こんなに星が綺麗に見える、雲ひとつない夜空。雨なんて降るわけがないじゃないか。
ーーもう一度聞くぞメリー。お前、どうして泣いてるんだ?」
《だっ、だから泣いて、なんか……わた、私は…知りませんっ!!》
「っ、おいメリー!」
俺が伸ばした手は、まるで無駄だとでも言うかのようにメリーをすり抜け、空間魔法を使ったのであろうメリーはどこかへ消えてしまった。

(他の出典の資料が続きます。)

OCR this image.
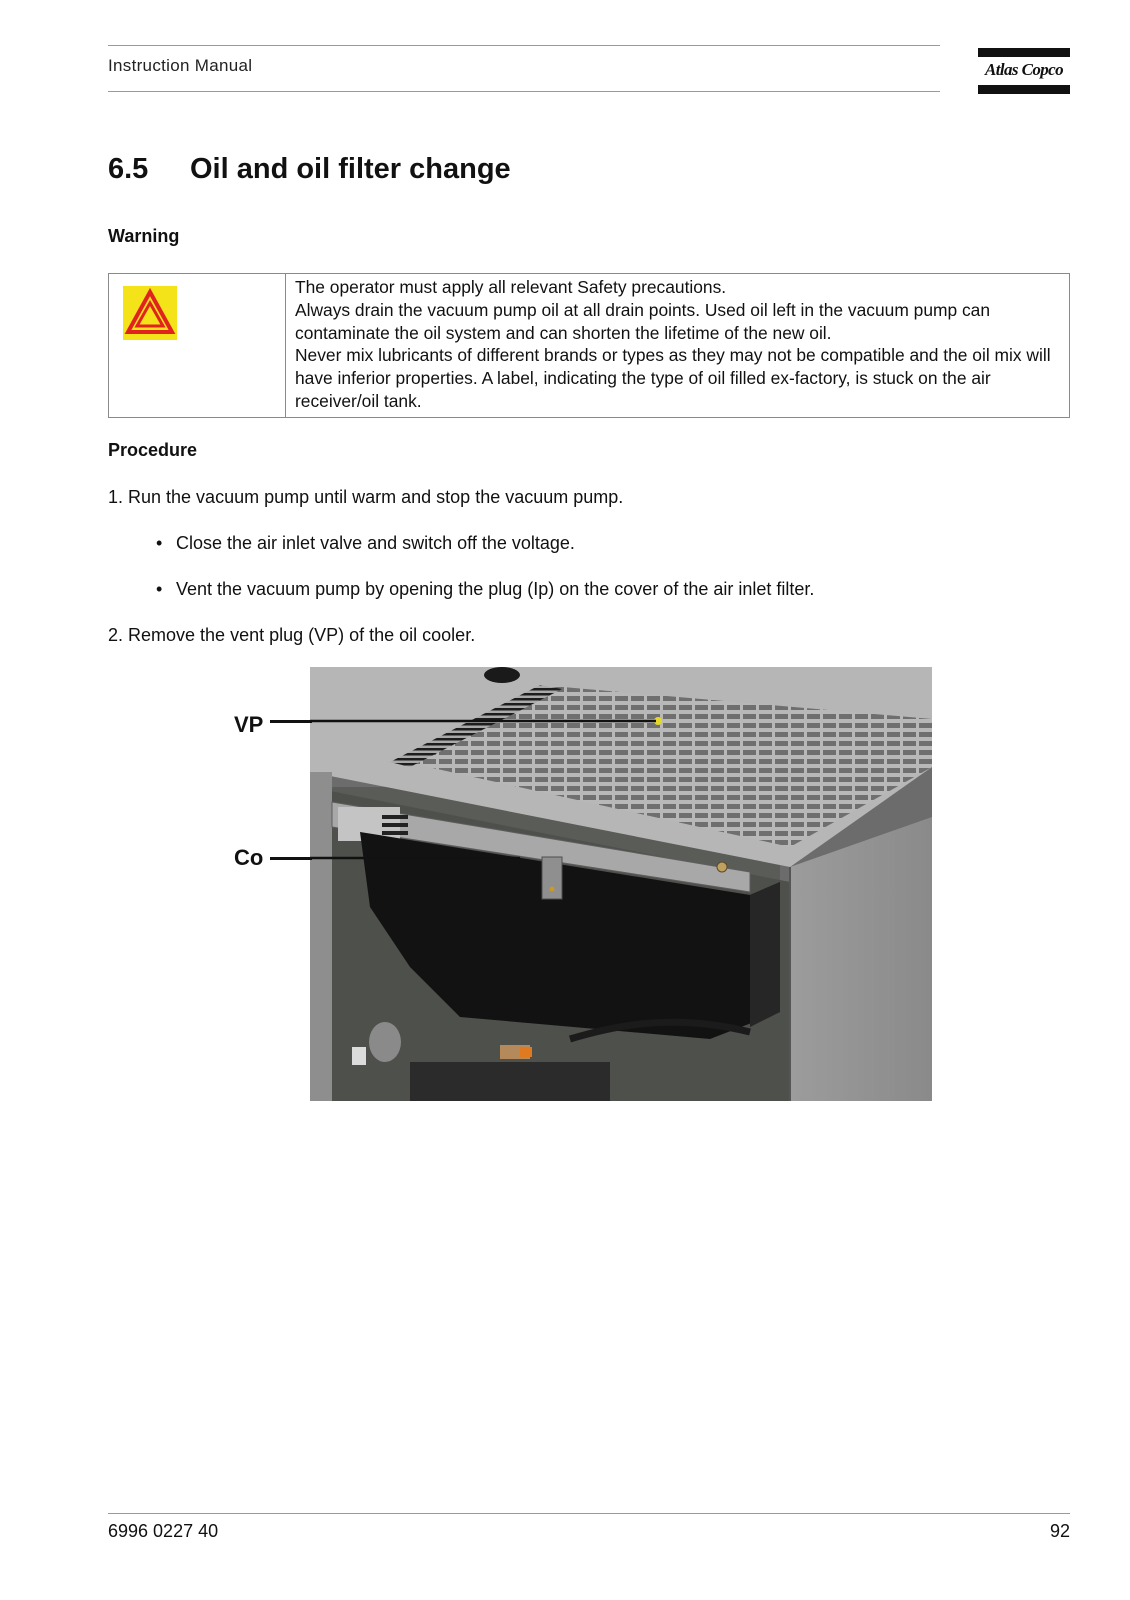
Instruction Manual	Atlas Copco
6.5 Oil and oil filter change
Warning
The operator must apply all relevant Safety precautions.
Always drain the vacuum pump oil at all drain points. Used oil left in the vacuum pump can contaminate the oil system and can shorten the lifetime of the new oil.
Never mix lubricants of different brands or types as they may not be compatible and the oil mix will have inferior properties. A label, indicating the type of oil filled ex-factory, is stuck on the air receiver/oil tank.
Procedure
1. Run the vacuum pump until warm and stop the vacuum pump.
• Close the air inlet valve and switch off the voltage.
• Vent the vacuum pump by opening the plug (Ip) on the cover of the air inlet filter.
2. Remove the vent plug (VP) of the oil cooler.
VP
Co
6996 0227 40	92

すぐさま追いかけようとするが、ここで思わぬ相手から声をかけられた。
《ーーシンラさん、お話があります》
「ラファエナ? 珍しいなそっちから話しかけてくるなんて。
でも悪い。今こっちは取り込み中なんだ。後にしてくれ」
《お話があります》
淡々とした口調で、こちらに気持ちを悟らせないよう喋るラファエナ。
「……分かった。メリーの事なんだろう?」
《その通りです。
シンラさんも気づいていると思いますが、彼女はいわゆる幽霊なんです》
「そんなの分かりきってる事だろう」
《ええ、そうです。
これもまた当たり前ですがーー成仏しない幽霊はいない。
恐らくメリーさんも、自分が消えかかってるのを感じていると思います》
……
「どういう事だよ」
《ああ、言い方が悪かったかもしれません。
消えるんではなく、メリーさんの魂が輪廻の輪に組み込まれるだけです》
そんなの、どっちにしろ意味合いは同じじゃないか。
「そういえば、幽霊ってなんだ?」
《死んだら魂が輪廻の輪に組み込まれる。
でも時々いるんです。
なんらかの理由により、もしくはなんの理由もなく、死んでも魂がシステムに加われない者が。
世界に絶対は存在しないんですから》
「つまり、その例外がメリーなのか?
じゃあおかしいだろ。何でシステムに加われなかったっていうのに、今更消えるんだよ」
《例外な魂は、システムが遅れてそれに気づき、例外なく元通り。というわけです。憎たらしいものですよね。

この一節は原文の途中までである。